Your extreme example btw is hyperbolic. Providing signing sample code to clients is pretty typical

I'm explaining where I'm coming from as a courtesy. I am also comfortable with the number and kind of HN readers who would simply take my argument as-stated without justification: "don't do signed URLs if you can get away with bearer tokens".

>susceptible to implementation errors.

So just like anything else you might want to implement if you do it wrong its insecure.

So really what everyone should do are PAKE schemes based on isogenies, because then we're all post-quantum secure, and, after all, it's only insecure if you do it wrong.

There's nothing wrong with delegated auth, but in this situation you're not doing any delegation.

What's so bad about JWT's? The cryptographic protocol is sound.

People write things like "the cryptographic protocol behind JWT is sound" and I always wonder where those assertions come from. Do you just think it must be, because none of the people you talk to say it isn't?

More to your original point, why add the complexity before it is required.

Let the complexity of the solutions incrementally grow with the complexity of the the problem being solved.

There is nothing wrong with JWT, implementing them requires some thought so that you don't leak sensitive info as well as configuring your backend properly.

Large swaths of the internet love to hate on JWT but its a major feature in oauth2 and is in use all over the place as decentralized APIs have become more commonplace.

Do you recommend signing requests?

No. The reason to sign requests is the same as the reason to support OAuth: so that the owner of the account can sign a request and give it to someone else to execute --- delegated authentication. Signed requests are finer-grained than OAuth is, but OAuth is much simpler and is the industry standard at this point. Don't do either thing until you absolutely need it, but then, start with OAuth.

Signed requests have burned a bunch of applications, more than have been burned by OAuth.

Thanks for the response!

My thinking was that you might sign requests so that a request that was intercepted or inadvertently logged would not contain sufficient credentials to authorize arbitrary other requests for the indefinite future.
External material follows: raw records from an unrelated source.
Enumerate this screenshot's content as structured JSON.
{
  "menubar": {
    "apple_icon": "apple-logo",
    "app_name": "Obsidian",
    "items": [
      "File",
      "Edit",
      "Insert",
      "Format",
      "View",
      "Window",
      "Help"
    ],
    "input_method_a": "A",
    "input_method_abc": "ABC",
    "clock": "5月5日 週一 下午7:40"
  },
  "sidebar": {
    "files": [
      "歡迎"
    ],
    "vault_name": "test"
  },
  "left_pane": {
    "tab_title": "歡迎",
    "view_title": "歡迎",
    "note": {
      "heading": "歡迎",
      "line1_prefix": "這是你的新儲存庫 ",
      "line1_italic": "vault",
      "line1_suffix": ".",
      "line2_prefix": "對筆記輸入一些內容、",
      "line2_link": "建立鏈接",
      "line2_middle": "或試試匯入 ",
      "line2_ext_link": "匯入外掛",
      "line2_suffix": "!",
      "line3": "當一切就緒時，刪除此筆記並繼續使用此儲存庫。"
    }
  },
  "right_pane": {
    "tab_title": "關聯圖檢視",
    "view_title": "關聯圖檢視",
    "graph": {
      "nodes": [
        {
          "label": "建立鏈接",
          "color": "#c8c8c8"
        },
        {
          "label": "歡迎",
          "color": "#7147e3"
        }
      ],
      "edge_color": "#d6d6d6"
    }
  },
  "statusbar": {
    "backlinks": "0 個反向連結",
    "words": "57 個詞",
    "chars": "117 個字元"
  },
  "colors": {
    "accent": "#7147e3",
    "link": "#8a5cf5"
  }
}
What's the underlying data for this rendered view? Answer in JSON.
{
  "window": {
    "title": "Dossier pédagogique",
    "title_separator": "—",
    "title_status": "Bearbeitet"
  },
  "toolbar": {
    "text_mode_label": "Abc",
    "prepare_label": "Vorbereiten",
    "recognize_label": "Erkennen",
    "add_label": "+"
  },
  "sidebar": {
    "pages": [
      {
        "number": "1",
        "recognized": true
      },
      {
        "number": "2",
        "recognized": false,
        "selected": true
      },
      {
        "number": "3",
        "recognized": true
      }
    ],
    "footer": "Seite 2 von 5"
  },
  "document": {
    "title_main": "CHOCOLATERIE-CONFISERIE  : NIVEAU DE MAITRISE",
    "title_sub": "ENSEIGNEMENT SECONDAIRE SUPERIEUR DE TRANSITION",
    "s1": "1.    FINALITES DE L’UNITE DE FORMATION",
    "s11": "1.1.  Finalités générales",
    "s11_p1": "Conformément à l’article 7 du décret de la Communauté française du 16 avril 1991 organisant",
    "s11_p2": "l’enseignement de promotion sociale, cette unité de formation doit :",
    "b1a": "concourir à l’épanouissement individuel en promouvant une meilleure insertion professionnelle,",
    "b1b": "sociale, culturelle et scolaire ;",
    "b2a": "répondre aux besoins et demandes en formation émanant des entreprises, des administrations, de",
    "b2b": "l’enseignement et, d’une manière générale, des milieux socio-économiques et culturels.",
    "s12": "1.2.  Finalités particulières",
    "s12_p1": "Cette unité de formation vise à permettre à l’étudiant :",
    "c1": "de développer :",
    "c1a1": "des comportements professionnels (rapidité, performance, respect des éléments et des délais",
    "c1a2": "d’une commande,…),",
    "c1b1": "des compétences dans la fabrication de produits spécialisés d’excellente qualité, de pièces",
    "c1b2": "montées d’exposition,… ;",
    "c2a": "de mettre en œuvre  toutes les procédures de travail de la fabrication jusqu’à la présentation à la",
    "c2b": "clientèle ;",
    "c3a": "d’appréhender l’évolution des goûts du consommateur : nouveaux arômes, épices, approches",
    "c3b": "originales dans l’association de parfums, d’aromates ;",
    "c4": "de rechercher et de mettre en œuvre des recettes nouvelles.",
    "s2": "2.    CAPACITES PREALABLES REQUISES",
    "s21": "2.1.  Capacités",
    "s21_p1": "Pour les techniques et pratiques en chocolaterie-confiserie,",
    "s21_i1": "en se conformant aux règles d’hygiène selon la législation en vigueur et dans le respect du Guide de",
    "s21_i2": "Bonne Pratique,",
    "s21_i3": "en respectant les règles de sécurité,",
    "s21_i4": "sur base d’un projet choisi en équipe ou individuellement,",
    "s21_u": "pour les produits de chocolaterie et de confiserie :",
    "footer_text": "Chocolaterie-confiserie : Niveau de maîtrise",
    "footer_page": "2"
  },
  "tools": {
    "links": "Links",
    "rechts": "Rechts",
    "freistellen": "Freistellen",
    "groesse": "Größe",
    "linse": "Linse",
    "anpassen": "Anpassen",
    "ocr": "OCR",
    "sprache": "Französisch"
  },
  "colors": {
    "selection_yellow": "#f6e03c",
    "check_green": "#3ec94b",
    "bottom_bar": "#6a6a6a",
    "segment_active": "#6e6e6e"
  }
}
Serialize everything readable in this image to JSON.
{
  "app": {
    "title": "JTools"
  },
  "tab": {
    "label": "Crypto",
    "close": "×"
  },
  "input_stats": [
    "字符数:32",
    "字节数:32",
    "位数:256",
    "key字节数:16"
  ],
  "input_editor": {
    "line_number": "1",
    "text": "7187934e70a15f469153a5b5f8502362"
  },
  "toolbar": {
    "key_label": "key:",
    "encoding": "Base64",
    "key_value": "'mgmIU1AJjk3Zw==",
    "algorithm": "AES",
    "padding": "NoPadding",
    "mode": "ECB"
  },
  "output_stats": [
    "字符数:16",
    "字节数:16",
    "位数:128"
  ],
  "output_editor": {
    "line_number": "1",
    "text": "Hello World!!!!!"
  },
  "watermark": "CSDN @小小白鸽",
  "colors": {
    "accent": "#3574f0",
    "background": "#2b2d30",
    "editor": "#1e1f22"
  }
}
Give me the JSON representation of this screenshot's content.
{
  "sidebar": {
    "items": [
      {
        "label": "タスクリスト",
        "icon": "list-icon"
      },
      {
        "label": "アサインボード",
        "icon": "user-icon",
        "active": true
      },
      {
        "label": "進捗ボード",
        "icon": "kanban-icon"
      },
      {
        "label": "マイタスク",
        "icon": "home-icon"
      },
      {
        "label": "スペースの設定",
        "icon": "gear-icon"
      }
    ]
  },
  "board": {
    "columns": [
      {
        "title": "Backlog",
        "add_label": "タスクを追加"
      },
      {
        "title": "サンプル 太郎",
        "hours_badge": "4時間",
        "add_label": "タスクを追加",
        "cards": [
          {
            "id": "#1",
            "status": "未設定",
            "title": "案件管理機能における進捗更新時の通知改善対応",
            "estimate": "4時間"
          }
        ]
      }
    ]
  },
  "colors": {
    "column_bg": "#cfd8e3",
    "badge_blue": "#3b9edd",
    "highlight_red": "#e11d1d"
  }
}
It sounds like you do not consider that a significant enough issue to justify the complexity involved.

Good point: Credentials must not be logged. The easiest way to achieve this is to use HTTP basic auth for the token because web server infrastructure already knows not to log that, or a header OAuth2 style.

No. You need to be securely using TLS anyways. Signed requests are hard to get right (Google "canonicalization vulnerabilities"). That's not a good tradeoff.

Signed requests were also invented when the transport connection was in the clear: if the request were not signed then it could be modified in transit by an attacker. These days all sessions are encrypted (SSL/TLS) and so this concern doesn't exist (or doesn't exist if you trust the transport).

The AWS API runs over TLS, and uses signed requests.

Perhaps because it was originally designed for use without TLS? Request signing was pretty much ubiquitous 10 years ago.

I'm not from Amazon but I'd guess they want to protect the request from being replayed inside their own systems.

more likely it's so they don't have to have a more convoluted process where they call out to requesting service to verify RQ & all which that entails (on both sides).

man, reading this comment was like a breath of fresh air.

we've been collectively brainwashed to reach out for AWS for almost any dev related work.

Also refreshing that a $5 DO/Linode box can do everything AWS can without the learning curve.

>>> The short answer is: don't overthink it. Do the simplest thing that will work: use 16+ byte random keys read from /dev/urandom and stored in a database. The cool-kid name for this is "bearer tokens".

Please don't reinvent the wheel and use a guid.

A guid is a random number generator to avoid collisions.

If you are getting collisions from 128 bit (and up) numbers coming out of a system CSRNG, your service is likely to be meaningfully affected by bigger problems like plate tectonics and lunar orbital decay.

Not all GUIDs are random, and not all random GUIDs are cryptographically random: https://en.wikipedia.org/wiki/Universally_unique_identifier#...

GUIDS are NOT random. They are unique (the 'U' in GUID).